NB: It’s an irony that what first attracted filmmakers to Los Angeles was its environment, and yet, as you point out, the city’s horizontalness, its sprawl, makes it hard to ‘get right’ on the vertical screen. Some of the corollaries of that sprawl are the clichés of Los Angeles’ suburbanisation and civic atomisation. To what extent are you taking to task films that propound those clichés, and shun a hidden civic Los Angeles? And to what extent are you actually critiquing the plans and designs of Los Angeles’ concrete elite – which, of course, might then be reflected in the films they make?
TA: There are two lines in the movie that are like throwaways, but to me they’re the most important. One is a comment on the bleakness of Chinatown’s ending, where I say: “This is history written by the victors, but as usual it is written in crocodile tears.” The other would be almost at the very end, over Billy Woodberry’s Bless Their Little Hearts: “So many men unneeded, unwanted, in a world where there is so much to be done.” For me, those are the politics of the movie. I think it is critical of a number of institutions in Los Angeles – the police and the transit authority particularly. In a way I wish I could have made a more political film, but that seemed to be moving too far away from the movies themselves. So those lines are just kind of hints; I hope people pick up on them.
NB: There used to be a sense of the city as being on the western edge, the test bed for developments in western secularism. What do you think now that Mike Davis, perhaps the city’s most famous chronicler, is moving his attentions to Las Vegas?
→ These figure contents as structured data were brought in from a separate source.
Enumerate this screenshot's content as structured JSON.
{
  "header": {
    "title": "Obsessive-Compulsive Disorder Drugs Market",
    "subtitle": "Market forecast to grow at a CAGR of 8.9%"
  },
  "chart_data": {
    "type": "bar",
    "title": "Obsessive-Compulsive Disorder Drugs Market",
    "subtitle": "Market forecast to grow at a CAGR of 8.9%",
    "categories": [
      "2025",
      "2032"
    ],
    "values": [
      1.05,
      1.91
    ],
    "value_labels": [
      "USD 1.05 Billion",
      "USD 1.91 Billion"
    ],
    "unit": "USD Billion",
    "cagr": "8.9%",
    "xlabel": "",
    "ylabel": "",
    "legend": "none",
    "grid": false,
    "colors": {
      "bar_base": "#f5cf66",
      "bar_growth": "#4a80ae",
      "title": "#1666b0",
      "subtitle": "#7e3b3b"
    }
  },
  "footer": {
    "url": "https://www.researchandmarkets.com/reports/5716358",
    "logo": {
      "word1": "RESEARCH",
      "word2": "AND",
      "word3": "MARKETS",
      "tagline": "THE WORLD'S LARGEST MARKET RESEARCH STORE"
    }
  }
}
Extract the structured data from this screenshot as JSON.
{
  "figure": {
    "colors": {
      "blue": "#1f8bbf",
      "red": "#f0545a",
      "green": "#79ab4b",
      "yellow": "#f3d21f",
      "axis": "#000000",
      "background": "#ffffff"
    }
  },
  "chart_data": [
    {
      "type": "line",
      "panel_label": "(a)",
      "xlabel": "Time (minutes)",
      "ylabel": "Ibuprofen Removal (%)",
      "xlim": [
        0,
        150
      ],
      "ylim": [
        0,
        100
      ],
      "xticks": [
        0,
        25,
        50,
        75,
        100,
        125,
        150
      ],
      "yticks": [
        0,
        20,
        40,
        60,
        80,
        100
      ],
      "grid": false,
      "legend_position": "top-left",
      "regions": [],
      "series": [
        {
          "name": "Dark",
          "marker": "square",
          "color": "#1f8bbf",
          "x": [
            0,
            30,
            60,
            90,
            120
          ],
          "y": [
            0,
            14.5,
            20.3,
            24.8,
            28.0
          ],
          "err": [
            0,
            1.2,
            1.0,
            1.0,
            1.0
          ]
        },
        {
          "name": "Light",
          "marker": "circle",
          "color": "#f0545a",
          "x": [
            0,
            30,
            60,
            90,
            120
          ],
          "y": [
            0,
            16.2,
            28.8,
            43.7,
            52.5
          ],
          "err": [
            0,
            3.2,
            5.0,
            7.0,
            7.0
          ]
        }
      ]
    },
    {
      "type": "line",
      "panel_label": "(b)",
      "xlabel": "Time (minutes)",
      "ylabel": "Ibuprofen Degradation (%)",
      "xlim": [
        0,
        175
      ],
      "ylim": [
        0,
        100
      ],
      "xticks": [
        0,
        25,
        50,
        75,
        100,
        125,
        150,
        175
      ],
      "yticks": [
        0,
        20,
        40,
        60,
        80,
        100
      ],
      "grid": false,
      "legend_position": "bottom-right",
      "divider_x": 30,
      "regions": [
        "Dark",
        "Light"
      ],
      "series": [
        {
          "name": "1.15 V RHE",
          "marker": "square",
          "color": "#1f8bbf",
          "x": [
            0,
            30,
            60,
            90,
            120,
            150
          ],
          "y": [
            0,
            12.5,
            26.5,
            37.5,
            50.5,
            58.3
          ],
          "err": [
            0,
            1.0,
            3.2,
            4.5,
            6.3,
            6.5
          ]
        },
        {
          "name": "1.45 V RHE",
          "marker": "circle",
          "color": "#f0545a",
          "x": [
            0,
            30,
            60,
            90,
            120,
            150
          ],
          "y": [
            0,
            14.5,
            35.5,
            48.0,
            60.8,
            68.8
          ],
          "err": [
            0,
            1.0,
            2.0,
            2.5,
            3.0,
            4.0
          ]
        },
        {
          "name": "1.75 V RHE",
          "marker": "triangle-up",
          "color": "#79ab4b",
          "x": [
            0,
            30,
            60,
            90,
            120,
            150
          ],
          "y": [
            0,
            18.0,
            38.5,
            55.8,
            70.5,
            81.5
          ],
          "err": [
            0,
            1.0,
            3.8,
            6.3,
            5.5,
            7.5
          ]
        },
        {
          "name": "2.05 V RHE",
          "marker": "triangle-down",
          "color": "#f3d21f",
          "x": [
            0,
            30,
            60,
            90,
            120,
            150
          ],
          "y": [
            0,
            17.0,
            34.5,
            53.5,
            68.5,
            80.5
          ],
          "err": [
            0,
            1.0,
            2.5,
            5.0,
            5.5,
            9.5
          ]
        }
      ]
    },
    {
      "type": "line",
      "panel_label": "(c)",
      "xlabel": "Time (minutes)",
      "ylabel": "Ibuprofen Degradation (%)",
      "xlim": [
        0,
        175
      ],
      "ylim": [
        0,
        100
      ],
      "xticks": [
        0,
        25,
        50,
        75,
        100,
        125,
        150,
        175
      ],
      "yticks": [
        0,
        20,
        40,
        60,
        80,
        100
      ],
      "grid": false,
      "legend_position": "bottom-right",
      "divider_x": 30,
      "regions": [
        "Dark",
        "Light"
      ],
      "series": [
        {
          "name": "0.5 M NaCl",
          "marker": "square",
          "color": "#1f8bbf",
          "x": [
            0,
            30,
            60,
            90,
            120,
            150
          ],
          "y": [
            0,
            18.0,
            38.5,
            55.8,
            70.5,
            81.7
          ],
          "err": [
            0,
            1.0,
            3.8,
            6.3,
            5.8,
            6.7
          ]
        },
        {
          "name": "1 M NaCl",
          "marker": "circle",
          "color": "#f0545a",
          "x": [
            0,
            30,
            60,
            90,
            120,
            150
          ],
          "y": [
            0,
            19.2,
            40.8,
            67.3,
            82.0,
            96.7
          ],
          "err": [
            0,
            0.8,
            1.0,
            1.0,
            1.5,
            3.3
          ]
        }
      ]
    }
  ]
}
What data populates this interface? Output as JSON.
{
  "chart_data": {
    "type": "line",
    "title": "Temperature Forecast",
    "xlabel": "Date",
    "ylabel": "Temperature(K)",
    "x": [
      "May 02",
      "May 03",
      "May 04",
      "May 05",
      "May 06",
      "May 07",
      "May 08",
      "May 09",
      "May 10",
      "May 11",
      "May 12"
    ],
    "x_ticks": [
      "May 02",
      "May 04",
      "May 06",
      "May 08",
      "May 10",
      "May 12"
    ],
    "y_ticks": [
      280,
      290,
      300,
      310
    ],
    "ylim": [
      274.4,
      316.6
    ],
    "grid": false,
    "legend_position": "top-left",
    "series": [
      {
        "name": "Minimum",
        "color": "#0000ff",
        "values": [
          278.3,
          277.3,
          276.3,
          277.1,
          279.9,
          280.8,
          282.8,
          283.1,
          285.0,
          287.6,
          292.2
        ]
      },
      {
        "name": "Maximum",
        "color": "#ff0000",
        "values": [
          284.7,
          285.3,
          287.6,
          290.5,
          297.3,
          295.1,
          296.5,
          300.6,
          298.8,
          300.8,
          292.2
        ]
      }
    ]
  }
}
TA: He’s also moved his attentions to San Diego. And for a while it was Hawaii. But, maybe more crucially, to the new third world cities. Reading his Planet of Slums in New Left Review, it does make me feel that the problems of Los Angeles are somewhat trivial in comparison with those of some third-world cities. Los Angeles used to be the city of the future; now it’s a future that’s come and gone. The recent and cataclysmic destruction of third-world agriculture in the last few years has created other patterns of migration and other kinds of cities. I suppose those are now the cities of the future.
Nick Bradshaw is a film writer for Time Out London and co-edits the film section of Plan B magazine.